2

Тинн
Кузница, которую получил в наследство от отца Иштван, была у самой границы Пропащего леса. Зимой ее заснеживало по самую крышу и казалось что вот курится дымком сугроб и невесть откуда слышны удары молота о наковальню-словно невидимые гномы там, под землею куют что-то волшебное своими маленькими молоточками.
Каждое утро, засучив опаленные рукава кузнец махал лопатой. Делал тропинку к дороге сквозь сугробы. Сугробы росли, зима и не думала заканчиваться...
Но кузнец был силен как черт и упрям как бык. И пробивался к дороге.

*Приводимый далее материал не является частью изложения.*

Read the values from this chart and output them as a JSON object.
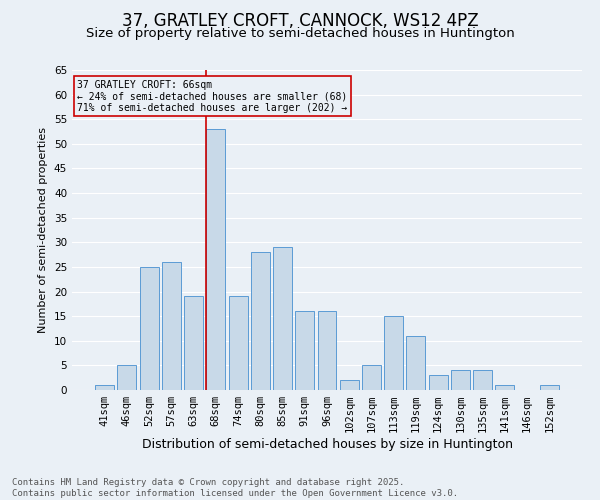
{
  "title": "37, GRATLEY CROFT, CANNOCK, WS12 4PZ",
  "subtitle": "Size of property relative to semi-detached houses in Huntington",
  "xlabel": "Distribution of semi-detached houses by size in Huntington",
  "ylabel": "Number of semi-detached properties",
  "categories": [
    "41sqm",
    "46sqm",
    "52sqm",
    "57sqm",
    "63sqm",
    "68sqm",
    "74sqm",
    "80sqm",
    "85sqm",
    "91sqm",
    "96sqm",
    "102sqm",
    "107sqm",
    "113sqm",
    "119sqm",
    "124sqm",
    "130sqm",
    "135sqm",
    "141sqm",
    "146sqm",
    "152sqm"
  ],
  "values": [
    1,
    5,
    25,
    26,
    19,
    53,
    19,
    28,
    29,
    16,
    16,
    2,
    5,
    15,
    11,
    3,
    4,
    4,
    1,
    0,
    1
  ],
  "bar_color": "#c8d9e8",
  "bar_edge_color": "#5b9bd5",
  "highlight_index": 5,
  "highlight_line_color": "#cc0000",
  "ylim": [
    0,
    65
  ],
  "yticks": [
    0,
    5,
    10,
    15,
    20,
    25,
    30,
    35,
    40,
    45,
    50,
    55,
    60,
    65
  ],
  "annotation_title": "37 GRATLEY CROFT: 66sqm",
  "annotation_line1": "← 24% of semi-detached houses are smaller (68)",
  "annotation_line2": "71% of semi-detached houses are larger (202) →",
  "annotation_box_color": "#cc0000",
  "footer_line1": "Contains HM Land Registry data © Crown copyright and database right 2025.",
  "footer_line2": "Contains public sector information licensed under the Open Government Licence v3.0.",
  "bg_color": "#eaf0f6",
  "grid_color": "#ffffff",
  "title_fontsize": 12,
  "subtitle_fontsize": 9.5,
  "tick_fontsize": 7.5,
  "ylabel_fontsize": 8,
  "xlabel_fontsize": 9,
  "footer_fontsize": 6.5,
  "annotation_fontsize": 7
}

А потом выковывал ключи от весны. И отмыкал ее.

Девушек пугала и тревожила кузнецова неведомая сила.Тревожил ударяющий по наковальне молот. Красные всполохи на лице и во взгляде. В тусклом зеркале белела звезда горна и дрожала и уходила в пятки душа. Но они все же приходили в кузницу. Одна за другой. И одна за другой уходили ни с чем.
Пока не зашла девушка с лукошком земляники. Кузнец отер лоб и задержал ее-взялся за край лукошка.
-Это что у тебя? Земляника? Уже поспела?- и бросил в зев рта горсть ягод.
Девушка выронила лукошко и стрелой выскочила за двери.

Сватовство их произошло стремительно, как во сне. Будто два осколка, два черепка прежде разрозненных и расторгнутых, соединились в вещицу, швы которой совсем не приметны. Молодая жена краснела.. светилась ровной и непроходящей красотой. Пряталась за могучую спину от любопытных взоров. Кузнец заперся в кузнеце, занесенной декабрьским снегом, вместе с прекрасной своей женой.
Ровно неделю стучал о наковальню стальной его молот. А жена его, чьего голоса никто казалось и не помнил вдруг запела. Вплетала песни свои в ровный стук молота. И в положенный срок скорлупа надломилась. И взошло солнце красное. Первенец. Сын.
Когда народился, все ходики в горницах остановились. Железные птички повылетали из-за скрипучих дверок и повисли вниз головками.. В яблоневых садах в середине осени приметили новую породу пернатых, поющую чистыми ангельскими голосами. А умершая груша вдруг заневестилась и покрылась смешными молодыми листочками.
И закружились, завились зигзагами, напоминающими диаграммы и лабиринты средневековых рисунков, бабочки над сиянием спящего младенца.